恐怕蘇姜在宮裡經歷之事,並未讓蘇晏知曉,不知曉也是好的,他沈淮雖身為男子,卻並不是什麼迂腐之人。
並不會把女子失去貞潔便視為行為不端,畢竟,在他的眼中蘇姜這個女子,與旁的女子確實有些不同之處。
單說她能夠在對蕭蘄捨身保家人之後,從宮裡安然被放出來,便是個極為有手段的了。
若是尋常女子,並無婚嫁便失了清白,定然已經沒臉活在這世上,但看面前蘇姜的神色舉止都如常,並未因為失了清白而尋死覓活,沈淮便是暗暗佩服。
自這日從寺廟與蘇晏一同回府以後,蘇姜便病了,此病好似很嚴重,除了伺候的丫鬟之外,就連蘇晏去探望都被拒之門外。
蘇晏急得心急如焚,雖見不到人,卻也是一天兩趟的過去問詢。
白謹若心中門兒清,蘇姜這是裝病不想再見蘇晏,便也在私下裡尋了好些適齡的閨閣小姐畫像來看。
看到相貌端正的,便會讓人再去查此人家室,人品,才學,技藝等等。
挑出來這些人之後,她先是讓人趁夜送去給蘇姜看了一番。
蘇姜近日也在腦中回憶前世她做皇后時品性好的女子,深夜在燭光下,她望著手中的一張張畫像,上面有些見過模樣的女子,面容也不由的腦海中浮現出來。
這些人中,在上一世有些人嫁給了商人,有些人嫁給了世家子弟,有些人卻是挑了一些父親的門生下嫁,後來過的應當還不錯。
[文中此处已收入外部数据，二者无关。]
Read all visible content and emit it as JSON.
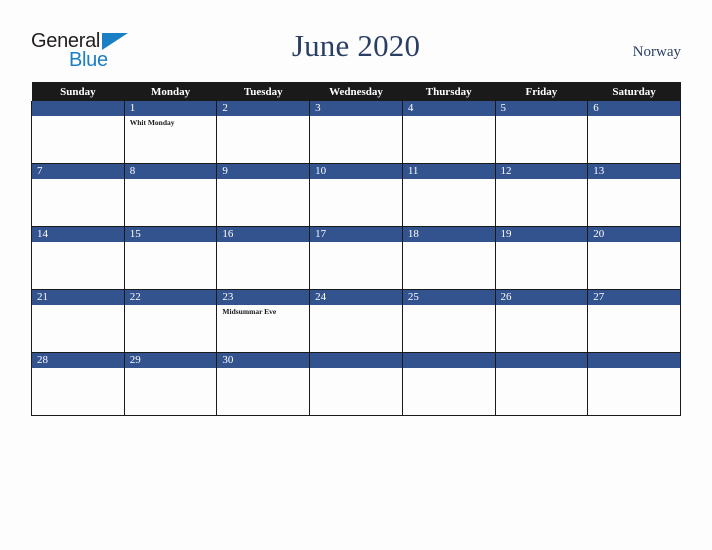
{
  "brand": {
    "name_part1": "General",
    "name_part2": "Blue",
    "triangle_icon": "triangle-icon",
    "accent_color": "#1b7fc3"
  },
  "header": {
    "title": "June 2020",
    "region": "Norway",
    "title_color": "#2a3f63"
  },
  "calendar": {
    "weekday_headers": [
      "Sunday",
      "Monday",
      "Tuesday",
      "Wednesday",
      "Thursday",
      "Friday",
      "Saturday"
    ],
    "header_bg": "#1a1a1a",
    "daybar_bg": "#33538f",
    "weeks": [
      [
        {
          "day": "",
          "events": []
        },
        {
          "day": "1",
          "events": [
            "Whit Monday"
          ]
        },
        {
          "day": "2",
          "events": []
        },
        {
          "day": "3",
          "events": []
        },
        {
          "day": "4",
          "events": []
        },
        {
          "day": "5",
          "events": []
        },
        {
          "day": "6",
          "events": []
        }
      ],
      [
        {
          "day": "7",
          "events": []
        },
        {
          "day": "8",
          "events": []
        },
        {
          "day": "9",
          "events": []
        },
        {
          "day": "10",
          "events": []
        },
        {
          "day": "11",
          "events": []
        },
        {
          "day": "12",
          "events": []
        },
        {
          "day": "13",
          "events": []
        }
      ],
      [
        {
          "day": "14",
          "events": []
        },
        {
          "day": "15",
          "events": []
        },
        {
          "day": "16",
          "events": []
        },
        {
          "day": "17",
          "events": []
        },
        {
          "day": "18",
          "events": []
        },
        {
          "day": "19",
          "events": []
        },
        {
          "day": "20",
          "events": []
        }
      ],
      [
        {
          "day": "21",
          "events": []
        },
        {
          "day": "22",
          "events": []
        },
        {
          "day": "23",
          "events": [
            "Midsummar Eve"
          ]
        },
        {
          "day": "24",
          "events": []
        },
        {
          "day": "25",
          "events": []
        },
        {
          "day": "26",
          "events": []
        },
        {
          "day": "27",
          "events": []
        }
      ],
      [
        {
          "day": "28",
          "events": []
        },
        {
          "day": "29",
          "events": []
        },
        {
          "day": "30",
          "events": []
        },
        {
          "day": "",
          "events": []
        },
        {
          "day": "",
          "events": []
        },
        {
          "day": "",
          "events": []
        },
        {
          "day": "",
          "events": []
        }
      ]
    ]
  }
}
蘇姜把她們一個個的名字寫在紙上,眸光只不由的停在了上面的一個名字上。
柳愫,前世與沈淮定親過的女子。
蘇姜應當是見過柳愫的,此人性情溫和,面容柔美,也飽讀詩書,在京城中,並不乏上門求娶之人。
只不過那些人,都通通的被柳府給拒了。
她前世與沈淮定親的緣由,便是因為一次她去上香的路上,遭遇了劫匪,後被沈淮所救,才對其芳心暗許,讓柳大人殿前求旨,蕭翊給他們二人賜的婚。
想到這些,蘇姜只放下了手中的筆,在心裡默默的推算著上一世蕭翊賜婚的月份。
賜婚應當是在十一月,農曆十月中旬,如今已經九月初,那麼當年柳愫遭遇劫匪時,應當不是在九月便是在十月這兩月內。
再具體一些的時間,她卻是如何也想不起來了。
畢竟那時她並不在意這些事,蕭翊給誰賜婚,或者是封誰賞誰,她那時通通不在意,只想著法子的折磨後宮的寵妃來著。
閉上眸子,蘇姜靜默片刻,隨即便從椅子上站起了身,近日裝病雖勸退了蘇晏,她卻真的隱隱察覺到身子有些不適。
腹部總是隱隱的有些疼痛,身上也全無力氣,若是再這般,倒真應該請大夫過來好好瞧瞧了。
揉了揉眉心,蘇姜脫鞋躺在了榻上,心中不由的想著,人既選定了柳愫,便單看蘇晏與她究竟有沒有緣分了。
上一世既是沈淮救的柳愫,這一世她便讓蘇晏去救柳愫,她選定柳愫的原因,一是因為她家世清白,性格也好,二便是因為蘇姜太明白大哥適合什麼樣的女子了。